Is man intrinsically selfish and competitive — as Hobbes and Locke would argue — or intrinsically social and altruistic — as Durkheim and Marx would argue.
Framing the question of human nature that way invites smugness and simplicity:
So this is how some saw (see) the divisions — such stark simplicity! Ah, some care and love humans; others don’t. The scripts and asides in class and subtle accusations in arguments write themselves. So, I tartly framed this for my students, observing that those who see man as altruistic have certainly proved it by murdering a hundred million of them in the last century.

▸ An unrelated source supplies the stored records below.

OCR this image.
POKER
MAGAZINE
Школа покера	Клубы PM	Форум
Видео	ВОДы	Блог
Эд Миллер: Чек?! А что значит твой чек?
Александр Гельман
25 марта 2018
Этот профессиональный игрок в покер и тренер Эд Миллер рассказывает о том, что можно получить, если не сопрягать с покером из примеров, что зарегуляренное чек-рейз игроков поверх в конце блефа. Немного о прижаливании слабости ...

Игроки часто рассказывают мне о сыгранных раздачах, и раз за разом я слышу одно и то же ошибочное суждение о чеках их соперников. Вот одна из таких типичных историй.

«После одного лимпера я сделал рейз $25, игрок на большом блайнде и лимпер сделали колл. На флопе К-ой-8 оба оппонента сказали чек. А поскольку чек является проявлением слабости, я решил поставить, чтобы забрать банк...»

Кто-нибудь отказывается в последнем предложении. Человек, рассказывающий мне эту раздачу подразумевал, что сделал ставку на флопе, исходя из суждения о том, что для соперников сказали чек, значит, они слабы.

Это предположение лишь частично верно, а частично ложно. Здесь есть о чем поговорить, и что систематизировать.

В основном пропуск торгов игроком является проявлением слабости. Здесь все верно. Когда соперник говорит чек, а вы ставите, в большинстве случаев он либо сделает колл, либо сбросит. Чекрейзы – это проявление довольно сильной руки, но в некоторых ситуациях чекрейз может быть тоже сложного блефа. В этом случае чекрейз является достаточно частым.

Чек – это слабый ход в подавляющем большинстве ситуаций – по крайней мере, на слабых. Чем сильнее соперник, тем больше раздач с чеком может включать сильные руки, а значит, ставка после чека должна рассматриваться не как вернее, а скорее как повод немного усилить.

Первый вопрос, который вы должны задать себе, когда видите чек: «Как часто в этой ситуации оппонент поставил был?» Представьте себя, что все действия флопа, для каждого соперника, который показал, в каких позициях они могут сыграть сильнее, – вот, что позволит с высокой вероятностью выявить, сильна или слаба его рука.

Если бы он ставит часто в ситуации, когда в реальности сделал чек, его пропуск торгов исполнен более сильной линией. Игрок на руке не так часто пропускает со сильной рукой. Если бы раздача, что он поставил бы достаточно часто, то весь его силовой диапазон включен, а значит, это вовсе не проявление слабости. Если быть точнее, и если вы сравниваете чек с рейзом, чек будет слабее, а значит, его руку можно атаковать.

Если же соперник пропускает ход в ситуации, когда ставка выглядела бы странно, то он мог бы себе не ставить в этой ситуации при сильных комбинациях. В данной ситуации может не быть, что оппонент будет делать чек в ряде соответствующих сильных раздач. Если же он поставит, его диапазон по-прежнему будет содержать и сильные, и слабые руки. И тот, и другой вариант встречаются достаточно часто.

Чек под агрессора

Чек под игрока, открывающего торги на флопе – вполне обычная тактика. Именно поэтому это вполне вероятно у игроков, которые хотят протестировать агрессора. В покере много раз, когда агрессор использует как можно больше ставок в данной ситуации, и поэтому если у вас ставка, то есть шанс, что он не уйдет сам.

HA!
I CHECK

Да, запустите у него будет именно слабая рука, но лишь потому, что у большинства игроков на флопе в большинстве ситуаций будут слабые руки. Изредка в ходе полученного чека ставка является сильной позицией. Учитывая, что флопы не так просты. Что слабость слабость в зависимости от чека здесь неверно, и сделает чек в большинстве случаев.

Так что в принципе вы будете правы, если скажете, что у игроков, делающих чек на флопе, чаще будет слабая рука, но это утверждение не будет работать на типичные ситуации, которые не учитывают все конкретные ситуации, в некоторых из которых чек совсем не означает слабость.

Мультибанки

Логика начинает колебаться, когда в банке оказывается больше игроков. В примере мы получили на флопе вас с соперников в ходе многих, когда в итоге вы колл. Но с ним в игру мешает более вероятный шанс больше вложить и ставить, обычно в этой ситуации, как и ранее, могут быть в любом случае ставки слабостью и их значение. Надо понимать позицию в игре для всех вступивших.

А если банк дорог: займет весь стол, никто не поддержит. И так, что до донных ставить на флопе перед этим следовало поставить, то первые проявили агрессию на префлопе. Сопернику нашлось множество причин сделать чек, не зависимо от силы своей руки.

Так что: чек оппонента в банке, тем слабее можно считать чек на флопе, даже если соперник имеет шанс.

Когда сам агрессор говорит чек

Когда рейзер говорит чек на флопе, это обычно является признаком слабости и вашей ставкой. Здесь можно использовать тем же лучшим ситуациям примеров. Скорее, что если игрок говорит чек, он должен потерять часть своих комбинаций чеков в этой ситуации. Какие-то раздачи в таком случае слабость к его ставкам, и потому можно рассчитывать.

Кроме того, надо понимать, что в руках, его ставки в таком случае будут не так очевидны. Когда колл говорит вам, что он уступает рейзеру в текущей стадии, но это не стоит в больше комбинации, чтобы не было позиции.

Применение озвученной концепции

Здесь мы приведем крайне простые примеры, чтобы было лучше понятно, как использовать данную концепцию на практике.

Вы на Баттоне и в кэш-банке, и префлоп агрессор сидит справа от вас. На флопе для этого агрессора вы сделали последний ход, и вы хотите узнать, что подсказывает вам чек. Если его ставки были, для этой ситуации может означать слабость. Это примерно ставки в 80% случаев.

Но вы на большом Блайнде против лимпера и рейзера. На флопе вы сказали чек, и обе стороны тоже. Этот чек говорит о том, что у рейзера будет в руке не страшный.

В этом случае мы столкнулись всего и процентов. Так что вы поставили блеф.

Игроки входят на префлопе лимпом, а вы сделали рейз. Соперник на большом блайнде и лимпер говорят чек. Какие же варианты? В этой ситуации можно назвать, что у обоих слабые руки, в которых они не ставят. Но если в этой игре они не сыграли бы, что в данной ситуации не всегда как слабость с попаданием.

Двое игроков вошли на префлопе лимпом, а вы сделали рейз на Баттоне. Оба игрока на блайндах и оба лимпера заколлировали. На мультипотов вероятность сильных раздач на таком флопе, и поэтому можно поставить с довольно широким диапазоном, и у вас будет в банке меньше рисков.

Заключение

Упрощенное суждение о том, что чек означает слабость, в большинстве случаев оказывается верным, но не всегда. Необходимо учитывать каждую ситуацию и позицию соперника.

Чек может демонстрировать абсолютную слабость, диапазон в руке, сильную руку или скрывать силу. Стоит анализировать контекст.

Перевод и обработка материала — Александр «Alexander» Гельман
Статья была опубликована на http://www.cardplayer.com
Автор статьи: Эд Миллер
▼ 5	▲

The Britannica entry goes on to discuss the arguments of evolutionary psychology, which may begin to make those responses not only more scientifically accurate but more like the vision of those people of over two hundred years ago I teach. They observed human nature with honesty and brought to it skills (in some as strong believers and in others as merely immersed in a strongly Judao-Christian culture) of analysis enlarged by the histories and assumptions of their faith — man is fallen, rent from one another by that fall, but in love might repair that alienation. (Later, Pinker, certainly not a believer, would point out the wisdom that this long history gives if we but read it.)
Will Wilkinson cites Kant and a riposte from Denis Dutton:
As Immanuel Kant famously remarked, “from the crooked timber of humanity no truly straight thing can be made.” But, in the words of philosopher, Denis Dutton, “It is not… that no beautiful carving or piece of furniture can be produced from twisted wood; it is rather that whatever is finally created will only endure if it takes into account the grain, texture, natural joints, knotholes, strengths and weaknesses of the original material.”
David Foster cites Walter Miller’s A Canticle for Leibowitz:
“To minimize suffering and to maximize security were natural and proper ends of society and Caesar. But then they became the only ends, somehow, and the only basis of law — a perversion. Inevitably, then, in seeking only them, we found only their opposites: maximum suffering and minimum security.”